3. Even if the clays described by Sheldon and Retallack were shown to be ferrous, the possibility remains that reduction occurred through burial-related processes. Berthierine commonly occurs as (or replaces) ooids, which are known to form in high-energy oxic marine environments, or as a result of pedogenic processes, specifically laterite formation (e.g., Amouric et al., 1986; Taylor, 1990). In true berthierine the iron is almost 100% ferrous (Brindley, 1982), yet berthierine is typically found in the deposits of paleoenvironments thought to be oxic. This apparent paradox is easily resolved if the berthierine formed after burial.
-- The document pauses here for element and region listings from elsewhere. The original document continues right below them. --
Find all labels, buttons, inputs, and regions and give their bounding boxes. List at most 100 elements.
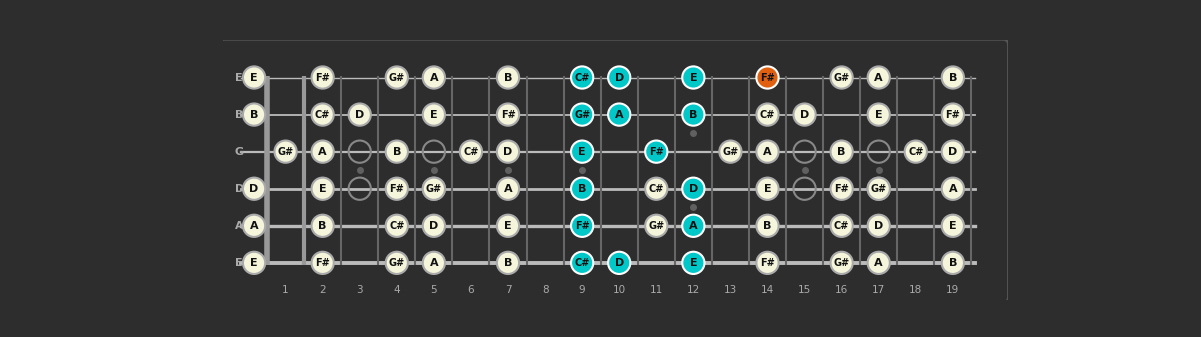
Text: 9: 9 bbox=[579, 284, 585, 295]
Text: 12: 12 bbox=[687, 284, 700, 295]
Circle shape bbox=[831, 252, 853, 274]
Circle shape bbox=[608, 66, 631, 89]
Circle shape bbox=[386, 178, 408, 200]
Circle shape bbox=[757, 66, 778, 89]
Text: G: G bbox=[234, 147, 244, 157]
Circle shape bbox=[243, 215, 265, 237]
Circle shape bbox=[682, 103, 705, 126]
Text: E: E bbox=[579, 147, 586, 157]
Circle shape bbox=[497, 215, 519, 237]
Circle shape bbox=[243, 66, 265, 89]
Circle shape bbox=[311, 178, 334, 200]
Text: F#: F# bbox=[760, 258, 775, 268]
Circle shape bbox=[423, 66, 446, 89]
Text: G#: G# bbox=[833, 258, 849, 268]
Circle shape bbox=[348, 103, 371, 126]
Circle shape bbox=[682, 215, 705, 237]
Text: C#: C# bbox=[574, 258, 590, 268]
Text: G#: G# bbox=[389, 258, 405, 268]
Text: E: E bbox=[318, 184, 327, 194]
Text: 17: 17 bbox=[872, 284, 885, 295]
Text: 19: 19 bbox=[946, 284, 960, 295]
Text: D: D bbox=[615, 72, 623, 83]
Text: B: B bbox=[504, 258, 512, 268]
Text: B: B bbox=[949, 72, 957, 83]
Text: C#: C# bbox=[833, 221, 849, 231]
Text: B: B bbox=[578, 184, 586, 194]
Text: 2: 2 bbox=[319, 284, 325, 295]
Circle shape bbox=[311, 103, 334, 126]
Circle shape bbox=[570, 141, 593, 163]
Text: D: D bbox=[615, 258, 623, 268]
Text: 4: 4 bbox=[394, 284, 400, 295]
Circle shape bbox=[831, 141, 853, 163]
Circle shape bbox=[794, 103, 815, 126]
Circle shape bbox=[386, 66, 408, 89]
Text: C#: C# bbox=[908, 147, 924, 157]
Circle shape bbox=[867, 178, 890, 200]
Circle shape bbox=[645, 215, 668, 237]
Circle shape bbox=[608, 252, 631, 274]
Circle shape bbox=[682, 252, 705, 274]
Circle shape bbox=[311, 66, 334, 89]
Circle shape bbox=[608, 103, 631, 126]
Text: D: D bbox=[355, 110, 364, 120]
Text: C#: C# bbox=[315, 110, 330, 120]
Text: B: B bbox=[235, 110, 244, 120]
Text: F#: F# bbox=[389, 184, 405, 194]
Text: B: B bbox=[689, 110, 698, 120]
Text: D: D bbox=[234, 184, 244, 194]
Circle shape bbox=[423, 252, 446, 274]
Text: F#: F# bbox=[649, 147, 664, 157]
Text: A: A bbox=[874, 72, 883, 83]
Circle shape bbox=[243, 178, 265, 200]
Text: E: E bbox=[250, 72, 258, 83]
Circle shape bbox=[645, 178, 668, 200]
Circle shape bbox=[570, 66, 593, 89]
Circle shape bbox=[867, 252, 890, 274]
Text: A: A bbox=[763, 147, 772, 157]
Circle shape bbox=[311, 215, 334, 237]
Circle shape bbox=[719, 141, 741, 163]
Text: 6: 6 bbox=[467, 284, 474, 295]
Text: F#: F# bbox=[945, 110, 961, 120]
Text: 5: 5 bbox=[430, 284, 437, 295]
Text: G#: G# bbox=[574, 110, 590, 120]
Text: A: A bbox=[503, 184, 513, 194]
Text: B: B bbox=[393, 147, 401, 157]
Text: G#: G# bbox=[833, 72, 849, 83]
Text: A: A bbox=[874, 258, 883, 268]
Text: A: A bbox=[430, 72, 438, 83]
Text: D: D bbox=[429, 221, 438, 231]
Text: F#: F# bbox=[316, 258, 330, 268]
Text: A: A bbox=[430, 258, 438, 268]
Text: G#: G# bbox=[722, 147, 739, 157]
Text: B: B bbox=[250, 110, 258, 120]
Text: F#: F# bbox=[501, 110, 515, 120]
Text: C#: C# bbox=[389, 221, 405, 231]
Circle shape bbox=[757, 103, 778, 126]
Circle shape bbox=[682, 178, 705, 200]
Circle shape bbox=[386, 252, 408, 274]
Circle shape bbox=[497, 141, 519, 163]
Text: E: E bbox=[430, 110, 437, 120]
Circle shape bbox=[497, 252, 519, 274]
Text: G#: G# bbox=[426, 184, 442, 194]
Circle shape bbox=[942, 141, 964, 163]
Circle shape bbox=[497, 178, 519, 200]
Text: C#: C# bbox=[760, 110, 775, 120]
Text: C#: C# bbox=[574, 72, 590, 83]
Text: A: A bbox=[615, 110, 623, 120]
Text: C#: C# bbox=[649, 184, 664, 194]
Text: 10: 10 bbox=[613, 284, 626, 295]
Circle shape bbox=[942, 215, 964, 237]
Circle shape bbox=[570, 252, 593, 274]
Circle shape bbox=[386, 141, 408, 163]
Text: G#: G# bbox=[649, 221, 664, 231]
Circle shape bbox=[831, 178, 853, 200]
Circle shape bbox=[423, 215, 446, 237]
Text: 7: 7 bbox=[504, 284, 512, 295]
Text: A: A bbox=[250, 221, 258, 231]
Circle shape bbox=[831, 66, 853, 89]
Circle shape bbox=[867, 103, 890, 126]
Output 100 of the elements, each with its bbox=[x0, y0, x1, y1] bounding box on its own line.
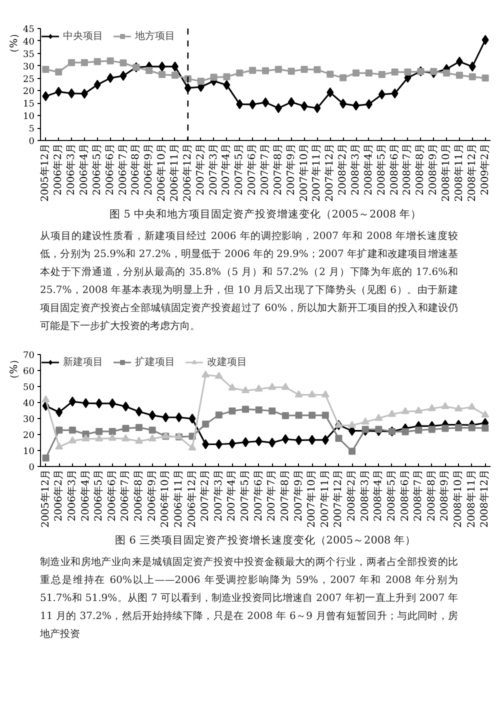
x-tick-label: 2006年2月 bbox=[52, 470, 65, 522]
point bbox=[274, 66, 282, 73]
point bbox=[402, 428, 409, 436]
point bbox=[42, 454, 50, 462]
x-tick-label: 2006年7月 bbox=[116, 144, 129, 196]
point bbox=[68, 396, 76, 407]
point bbox=[481, 410, 490, 418]
point bbox=[68, 88, 76, 98]
point bbox=[430, 68, 438, 76]
text: 图 6 三类项目固定资产投资增长速度变化（2005～2008 年） bbox=[114, 534, 416, 546]
x-tick-label: 2007年12月 bbox=[332, 469, 344, 528]
point bbox=[443, 70, 450, 77]
point bbox=[348, 448, 356, 455]
point bbox=[361, 417, 370, 425]
x-tick-label: 2008年8月 bbox=[414, 144, 426, 196]
x-tick-label: 2008年12月 bbox=[466, 143, 478, 202]
x-tick-label: 2006年12月 bbox=[181, 143, 194, 202]
text: 制造业和房地产业向来是城镇固定资产投资中投资金额最大的两个行业，两者占全部投资的比重总是维持在 60%以上——2006 年受调控影响降为 59%，2007 年和 2008 年分别为 51.7%和 51.9%。从图 7 可以看到，制造业投资同比增速自 2007 年初一直上升到 2007 年 11 月的 37.2%，然后开始持续下降，只是在 2008 年 6～9 月曾有短暂回升；与此同时，房地产投资 bbox=[40, 556, 458, 642]
point bbox=[197, 78, 204, 85]
point bbox=[294, 390, 303, 398]
point bbox=[482, 34, 489, 45]
point bbox=[391, 88, 398, 98]
point bbox=[314, 66, 321, 74]
point bbox=[415, 426, 422, 434]
point bbox=[223, 73, 230, 80]
x-tick-label: 2007年11月 bbox=[318, 469, 331, 528]
x-tick-label: 2006年3月 bbox=[66, 470, 78, 522]
x-tick-label: 2008年9月 bbox=[427, 144, 440, 196]
point bbox=[362, 426, 369, 433]
point bbox=[365, 70, 372, 77]
point bbox=[106, 73, 114, 84]
y-tick-label: 30 bbox=[23, 415, 35, 425]
point bbox=[136, 424, 143, 431]
point bbox=[210, 74, 218, 81]
point bbox=[228, 383, 236, 390]
x-tick-label: 2006年4月 bbox=[79, 470, 92, 522]
point bbox=[94, 80, 101, 90]
point bbox=[162, 412, 170, 422]
point bbox=[365, 99, 372, 110]
point bbox=[249, 66, 256, 74]
point bbox=[281, 382, 290, 390]
point bbox=[106, 57, 114, 64]
point bbox=[468, 402, 476, 410]
x-tick-label: 2007年9月 bbox=[284, 144, 297, 196]
point bbox=[80, 59, 88, 66]
point bbox=[171, 62, 178, 72]
x-tick-label: 2006年8月 bbox=[130, 144, 142, 196]
point bbox=[96, 428, 103, 435]
point bbox=[215, 439, 222, 450]
x-tick-label: 2008年6月 bbox=[388, 144, 400, 196]
x-tick-label: 2006年4月 bbox=[78, 144, 90, 196]
x-tick-label: 2006年12月 bbox=[186, 469, 198, 528]
point bbox=[352, 70, 360, 77]
y-tick-label: 0 bbox=[28, 463, 35, 473]
point bbox=[340, 98, 347, 109]
point bbox=[120, 70, 127, 81]
point bbox=[68, 426, 76, 434]
text: 图 5 中央和地方项目固定资产投资增速变化（2005～2008 年） bbox=[109, 208, 422, 220]
x-tick-label: 2007年5月 bbox=[239, 470, 252, 522]
y-tick-label: 10 bbox=[23, 447, 35, 457]
point bbox=[82, 434, 90, 442]
point bbox=[135, 436, 144, 444]
y-tick-label: 40 bbox=[23, 37, 35, 48]
point bbox=[184, 82, 192, 93]
point bbox=[288, 68, 295, 75]
x-tick-label: 2006年5月 bbox=[92, 470, 105, 522]
x-tick-label: 2008年4月 bbox=[362, 144, 374, 196]
point bbox=[55, 86, 62, 97]
x-tick-label: 2008年3月 bbox=[358, 470, 371, 522]
y-tick-label: 40 bbox=[23, 399, 35, 409]
x-tick-label: 2007年3月 bbox=[207, 144, 220, 196]
x-tick-label: 2008年12月 bbox=[478, 469, 491, 528]
x-tick-label: 2008年7月 bbox=[412, 470, 424, 522]
x-tick-label: 2006年5月 bbox=[90, 144, 103, 196]
x-tick-label: 2007年11月 bbox=[310, 143, 323, 202]
point bbox=[388, 410, 396, 417]
point bbox=[456, 56, 463, 67]
point bbox=[95, 434, 104, 442]
point bbox=[268, 407, 276, 414]
point bbox=[202, 439, 210, 450]
legend-label: 中央项目 bbox=[63, 30, 103, 43]
x-tick-label: 2007年8月 bbox=[278, 470, 291, 522]
point bbox=[468, 424, 476, 432]
point bbox=[148, 426, 156, 434]
point bbox=[136, 406, 143, 417]
x-tick-label: 2008年11月 bbox=[452, 143, 465, 202]
y-tick-label: 15 bbox=[23, 100, 35, 110]
point bbox=[295, 435, 302, 446]
point bbox=[108, 428, 116, 435]
point bbox=[268, 438, 276, 448]
point bbox=[321, 390, 330, 398]
x-tick-label: 2007年2月 bbox=[194, 144, 206, 196]
point bbox=[202, 420, 210, 428]
point bbox=[42, 91, 50, 102]
x-tick-label: 2006年7月 bbox=[119, 470, 132, 522]
point bbox=[308, 434, 316, 445]
point bbox=[308, 390, 316, 398]
x-tick-label: 2008年7月 bbox=[401, 144, 414, 196]
x-tick-label: 2008年4月 bbox=[372, 470, 384, 522]
x-tick-label: 2006年6月 bbox=[104, 144, 116, 196]
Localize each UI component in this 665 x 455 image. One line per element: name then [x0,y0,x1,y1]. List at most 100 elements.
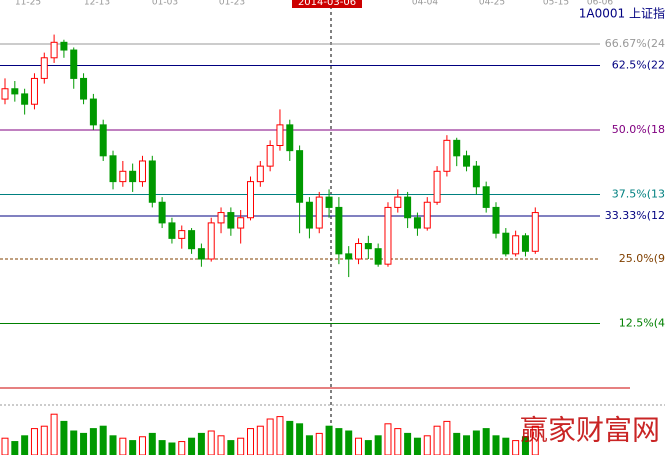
volume-bar [11,441,19,455]
volume-bar [404,432,412,455]
volume-bar [521,436,529,455]
candle-body [335,206,343,255]
level-label: 33.33%(12 [605,209,665,222]
volume-bar [1,437,9,455]
candle-body [531,212,539,252]
level-label-bg [600,58,665,73]
volume-bar [345,430,353,455]
candle-body [482,186,490,208]
candle-body [404,196,412,219]
volume-bar [325,425,333,455]
cursor-label-bg [292,0,362,8]
candle-body [364,243,372,250]
candle-body [325,196,333,208]
candle-body [148,160,156,203]
volume-bar [502,437,510,455]
volume-bar [315,432,323,455]
volume-bar [512,440,520,455]
candle-body [394,196,402,208]
volume-bar [138,436,146,455]
candle-body [453,139,461,157]
candle-body [276,124,284,146]
candle-body [247,181,254,219]
level-label: 50.0%(18 [612,123,665,136]
candle-body [50,41,58,59]
candle-body [492,206,500,234]
volume-bar [70,430,78,455]
volume-bar [109,435,117,455]
volume-bar [394,428,402,455]
candle-body [502,232,510,255]
candle-body [413,217,421,229]
volume-bar [89,428,97,455]
candle-body [227,212,235,229]
date-label: 04-04 [412,0,438,8]
volume-bar [227,440,235,455]
candle-body [80,77,88,100]
candle-body [168,222,176,239]
level-label-bg [600,123,665,138]
candle-body [138,160,146,183]
candle-body [30,77,38,105]
volume-bar [207,430,215,455]
candle-body [443,139,451,172]
volume-bar [374,435,382,455]
candle-body [11,88,19,95]
candle-body [99,124,107,157]
candle-body [237,217,245,229]
level-label: 25.0%(9 [619,252,665,265]
date-label: 01-23 [219,0,245,8]
candle-body [433,170,441,203]
candle-body [119,170,127,183]
volume-bar [158,440,166,455]
volume-bar [168,442,176,455]
date-label: 11-25 [15,0,41,8]
candle-body [40,57,48,79]
volume-bar [364,440,372,455]
volume-bar [119,437,127,455]
candle-body [197,248,205,260]
candle-body [70,49,78,79]
candle-body [423,201,431,229]
volume-bar [178,441,186,455]
date-label: 04-25 [479,0,505,8]
volume-bar [453,432,461,455]
level-label-bg [600,37,665,52]
volume-bar [413,437,421,455]
candle-body [296,150,304,203]
candle-body [89,98,97,126]
volume-bar [247,428,254,455]
volume-bar [197,432,205,455]
volume-bar [531,425,539,455]
candle-body [345,253,353,260]
date-label: 06-06 [587,0,613,8]
candle-body [315,196,323,229]
level-label: 12.5%(4 [619,317,665,330]
date-label: 12-13 [84,0,110,8]
candle-body [158,201,166,224]
volume-bar [99,425,107,455]
volume-bar [148,432,156,455]
volume-bar [433,425,441,455]
level-label: 37.5%(13 [612,188,665,201]
volume-bar [256,425,264,455]
volume-bar [40,425,48,455]
volume-bar [30,428,38,455]
level-label-bg [600,187,665,202]
candle-body [384,206,392,265]
cursor-label: 2014-03-06 [298,0,356,8]
date-label: 05-15 [543,0,569,8]
volume-bar [355,437,363,455]
volume-bar [482,428,490,455]
watermark: 赢家财富网 [520,414,660,447]
candle-body [305,201,313,229]
volume-bar [335,428,343,455]
candle-body [60,41,68,51]
volume-bar [266,418,274,455]
volume-bar [492,435,500,455]
volume-bar [21,435,29,455]
volume-bar [50,413,58,455]
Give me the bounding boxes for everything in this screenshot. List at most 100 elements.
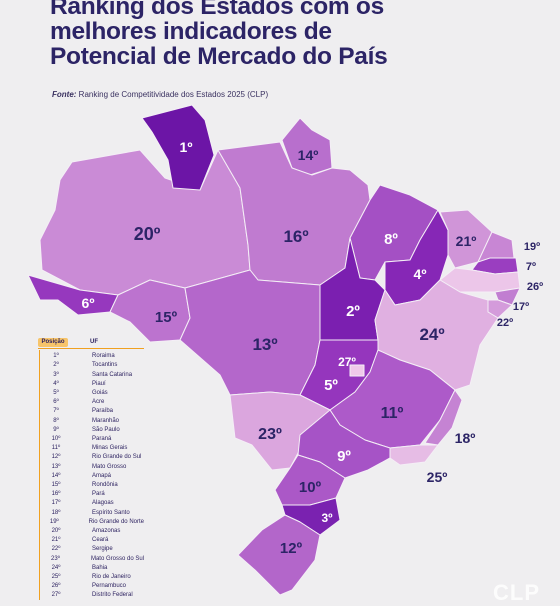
legend-state: Pernambuco [92, 583, 127, 590]
legend-position: 26º [51, 583, 61, 590]
source-label: Fonte: [52, 90, 77, 99]
state-rio-de-janeiro [389, 444, 439, 466]
legend-position: 9º [53, 426, 59, 433]
legend-position: 8º [53, 417, 59, 424]
label-alagoas: 17º [513, 301, 529, 313]
legend-row: 1º Roraima [38, 352, 144, 361]
legend-state: Amazonas [92, 528, 121, 535]
legend-state: Goiás [92, 390, 108, 397]
legend-state: Mato Grosso do Sul [90, 555, 144, 562]
legend-row: 20º Amazonas [38, 527, 144, 536]
legend-row: 24º Bahia [38, 564, 144, 573]
legend-row: 26º Pernambuco [38, 582, 144, 591]
state-roraima [141, 104, 215, 191]
legend-row: 15º Rondônia [38, 481, 144, 490]
legend-position: 16º [51, 491, 61, 498]
state-amazonas [39, 149, 251, 296]
legend-state: Minas Gerais [92, 445, 128, 452]
label-espirito-santo: 18º [455, 430, 476, 446]
legend-state: Sergipe [92, 546, 113, 553]
legend-state: Tocantins [92, 362, 118, 369]
label-rondonia: 15º [155, 309, 178, 326]
state-acre [27, 274, 119, 316]
label-ceara: 21º [456, 233, 477, 249]
legend-position: 18º [51, 509, 61, 516]
legend-position: 7º [53, 408, 59, 415]
legend-row: 12º Rio Grande do Sul [38, 453, 144, 462]
legend-state: Rio Grande do Sul [92, 454, 142, 461]
label-parana: 10º [299, 479, 322, 496]
label-mato-grosso: 13º [252, 335, 277, 354]
legend-row: 7º Paraíba [38, 407, 144, 416]
legend-position: 17º [51, 500, 61, 507]
legend-state: Roraima [92, 353, 115, 360]
label-pernambuco: 26º [527, 281, 543, 293]
legend-state: Rio de Janeiro [92, 574, 131, 581]
legend-position: 25º [51, 574, 61, 581]
legend-state: Espírito Santo [92, 509, 130, 516]
legend-position: 2º [53, 362, 59, 369]
state-mato-grosso [179, 269, 321, 396]
state-pernambuco [439, 267, 521, 293]
legend-row: 5º Goiás [38, 389, 144, 398]
label-piaui: 4º [414, 266, 427, 282]
legend-state: Alagoas [92, 500, 114, 507]
state-ceara [439, 209, 493, 269]
legend-position: 10º [51, 436, 61, 443]
legend-position: 1º [53, 353, 59, 360]
label-distrito-federal: 27º [338, 355, 356, 369]
label-mato-grosso-do-sul: 23º [258, 426, 282, 443]
legend-row: 6º Acre [38, 398, 144, 407]
label-rio-grande-do-norte: 19º [524, 241, 540, 253]
legend-position: 12º [51, 454, 61, 461]
legend-position: 23º [51, 555, 60, 562]
legend-rule [39, 350, 40, 600]
legend-header-state: UF [90, 339, 98, 345]
legend-position: 20º [51, 528, 61, 535]
legend-row: 17º Alagoas [38, 499, 144, 508]
legend-state: Mato Grosso [92, 463, 127, 470]
label-santa-catarina: 3º [321, 511, 333, 525]
legend-row: 3º Santa Catarina [38, 371, 144, 380]
legend-position: 24º [51, 564, 61, 571]
legend-state: Bahia [92, 564, 108, 571]
legend-state: Santa Catarina [92, 371, 133, 378]
legend-row: 16º Pará [38, 490, 144, 499]
legend-row: 25º Rio de Janeiro [38, 573, 144, 582]
legend-row: 2º Tocantins [38, 361, 144, 370]
source-note: Fonte: Ranking de Competitividade dos Es… [52, 90, 268, 99]
legend-position: 15º [51, 482, 61, 489]
legend-state: Piauí [92, 380, 106, 387]
ranking-legend: Posição UF 1º Roraima 2º Tocantins 3º Santa C… [38, 338, 144, 601]
label-sao-paulo: 9º [337, 448, 351, 465]
rank-labels: 1º 2º 3º 4º 5º 6º 7º 8º 9º 10º 11º 12º 1… [82, 139, 544, 557]
legend-position: 13º [51, 463, 61, 470]
title-line: Potencial de Mercado do País [50, 43, 388, 70]
legend-row: 8º Maranhão [38, 417, 144, 426]
label-roraima: 1º [180, 139, 193, 155]
legend-rows: 1º Roraima 2º Tocantins 3º Santa Catarina 4º Pi… [38, 352, 144, 600]
state-rio-grande-do-sul [237, 514, 321, 596]
label-goias: 5º [324, 377, 338, 394]
label-rio-de-janeiro: 25º [427, 469, 448, 485]
state-mato-grosso-do-sul [229, 391, 331, 471]
legend-position: 22º [51, 546, 61, 553]
label-minas-gerais: 11º [381, 405, 404, 422]
legend-row: 11º Minas Gerais [38, 444, 144, 453]
legend-row: 22º Sergipe [38, 545, 144, 554]
label-acre: 6º [82, 295, 95, 311]
legend-state: São Paulo [92, 426, 120, 433]
legend-state: Amapá [92, 472, 112, 479]
legend-row: 23º Mato Grosso do Sul [38, 555, 144, 564]
legend-state: Pará [92, 491, 105, 498]
clp-logo: CLP [493, 580, 540, 605]
legend-state: Rondônia [92, 482, 118, 489]
title-line: Ranking dos Estados com os [50, 0, 384, 20]
legend-position: 4º [53, 380, 59, 387]
label-tocantins: 2º [346, 303, 360, 320]
legend-row: 4º Piauí [38, 380, 144, 389]
legend-row: 19º Rio Grande do Norte [38, 518, 144, 527]
legend-row: 27º Distrito Federal [38, 591, 144, 600]
legend-position: 21º [51, 537, 61, 544]
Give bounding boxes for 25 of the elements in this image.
We agree with Sheldon and Retallack (2002) that berthierine may form either by replacement of kaolinite and iron (though their equation 1 is oversimplified—it does not include the Mg component of berthierine) or by replacement of other clays, especially smectite. However, it is not clear that this is necessarily a one-step reaction, and we point out that berthierine may also form by replacement of odinite. Indeed, it is possible that odinite is the most frequent immediate precursor to berthierine. Diagenetic alteration of odinite involves loss of Mg and reduction of Fe3+ to Fe2+. Because sediment typically enters a reducing environment within ~1 m of burial, this may explain why odinite is rare or possibly absent from ancient sediments. It is notable that Sheldon and Retallack attribute the presence of chlorite in the Graphite Peak and Allan Hills paleosols to low-temperature metamorphism. The same possibility—Fe-reduction during diagenesis—should be considered for the origin of berthierine. If the berthierine described by Sheldon and Retallack formed after burial there is no necessity to link its origin to high soil methane concentrations.